The popular tourist destination, whose familiar silhouette dominates Cairo’s skyline, was shut 10 years ago due to security risks.
“The Ministry of Islamic Affairs and the Ministry of Tourism made an agreement and we have been working for the last two months to ensure it is open today,” Sheikh Khalid Abdel-Fattah, who conducted the Eid prayers, told Ahram Online. “Its history and its location makes it so important to the capital.”
Worshippers had come from across Cairo to the historic opening. “It was absolutely beautiful to pray in this special place,” says Nihal, who bought her whole family from Shubra. “We didn’t want to miss this moment.” People continued pouring into the mosque even as the prayers ended, spilling into the courtyard outside.
Commissioned by Egypt’s formidable ruler Mohamed Ali during the 1800s, the mosque deliberately supplanted already existing Mamluck architecture as a strong visual reminder of Ali’s new era. Overcoming the security issues and opening this iconic site on the first Eid that Egypt has a democratically elected post-revolution president is, perhaps, not a coincidence.

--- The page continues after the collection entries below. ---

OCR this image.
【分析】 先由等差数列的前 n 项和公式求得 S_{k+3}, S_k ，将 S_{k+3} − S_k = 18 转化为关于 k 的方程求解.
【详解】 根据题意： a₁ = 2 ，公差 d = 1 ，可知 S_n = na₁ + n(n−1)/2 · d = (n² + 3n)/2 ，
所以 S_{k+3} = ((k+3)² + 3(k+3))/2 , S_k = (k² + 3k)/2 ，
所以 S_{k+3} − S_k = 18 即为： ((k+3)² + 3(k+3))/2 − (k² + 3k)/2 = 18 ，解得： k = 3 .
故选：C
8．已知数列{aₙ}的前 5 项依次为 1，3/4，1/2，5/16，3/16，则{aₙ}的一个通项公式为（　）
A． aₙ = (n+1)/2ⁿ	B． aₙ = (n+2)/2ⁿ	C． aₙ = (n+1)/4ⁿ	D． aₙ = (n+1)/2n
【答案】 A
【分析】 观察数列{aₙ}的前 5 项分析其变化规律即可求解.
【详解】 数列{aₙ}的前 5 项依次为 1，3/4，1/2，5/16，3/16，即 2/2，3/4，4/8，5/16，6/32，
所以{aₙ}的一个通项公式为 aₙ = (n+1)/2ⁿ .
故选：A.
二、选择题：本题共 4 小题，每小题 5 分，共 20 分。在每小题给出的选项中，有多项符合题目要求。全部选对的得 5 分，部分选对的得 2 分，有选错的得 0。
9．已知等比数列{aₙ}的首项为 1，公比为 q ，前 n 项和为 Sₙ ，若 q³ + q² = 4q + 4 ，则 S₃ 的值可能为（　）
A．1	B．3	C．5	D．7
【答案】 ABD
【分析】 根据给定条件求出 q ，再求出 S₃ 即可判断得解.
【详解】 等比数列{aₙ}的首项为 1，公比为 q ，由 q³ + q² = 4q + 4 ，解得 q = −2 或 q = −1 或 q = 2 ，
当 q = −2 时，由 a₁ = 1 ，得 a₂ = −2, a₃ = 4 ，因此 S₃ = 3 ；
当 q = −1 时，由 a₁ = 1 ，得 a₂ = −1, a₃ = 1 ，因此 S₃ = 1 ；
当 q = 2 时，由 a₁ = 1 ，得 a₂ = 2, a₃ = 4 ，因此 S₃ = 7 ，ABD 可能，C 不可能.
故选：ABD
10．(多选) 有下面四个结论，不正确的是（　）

Ramadan this year has not been uneventful: clashes on Egypt’s border at Rafah saw 16 Egyptian soldiers killed and the launch of an ongoing military-led operation to rout out militant groups in Sinai. Added to this, in a move commentators dubbed a “preemptive coup,” President Mohamed Morsi retired the country’s erstwhile leader Field Marshal Hussein Tantawi and transferred the extensive powers of the armed forces to the presidency.
The Mohamed Ali Mosque sermon reflected this moment of upheaval and called on the people to show loyalty to a “good president.”
“It was very diplomatic. The sheikh didn’t mention Morsi by name but the message was clear — we should stick by him,” says Abdul-Rahman, 25, an environmental researcher who came to photograph the reopening. “There are a lot of problems in Egypt right now, but so far I think Morsi has succeeded in sorting out power management with the military. I think the people are generally positive and happy.”
Outside of the mosque, families continued discussions about the eventful last few weeks.
“This Ramadan has been an important month. Right now we are in a freedom era. We hope we are going to continue this spirit of change and democracy,” says Mahmoud Bakr, 55, an accountant from Abdeen. “I see the Sinai crisis as a key event, as it will push Egypt to have more security forces in the area, which will be ultimately better for Egypt, Palestine and Israel. There were major faults in Camp David (the peace agreement with Israel) and now maybe Morsi can address these.”
Kamal El-Said, an electrical engineer and member of the congregation, agreed. “Now is a good chance to finally sort Sinai out. We left the area for too long. We left aside cultivation, infrastructure, development, this has contributed to the situation we now find ourselves in.”
The country’s infrastructure, in terms of utilities, was another topic of conversation after prayers with recent electricity cuts as well as water, gas and bread shortages. President Morsi’s 100-day plan promised to address these major issues, though many are still waiting for results.
“These major issues did not just start now, they began years ago. Egypt has water. The problem is how we use it. The same goes for electricity, and how we deal with the huge increase in consumption. I personally believe we will see these issues ironed out in the next year,” El-Said stated, adding he is putting his faith in Morsi’s programme.
“Believe me, Egypt will get better. The revolution was an important moment and now, I hope, we’re moving on.”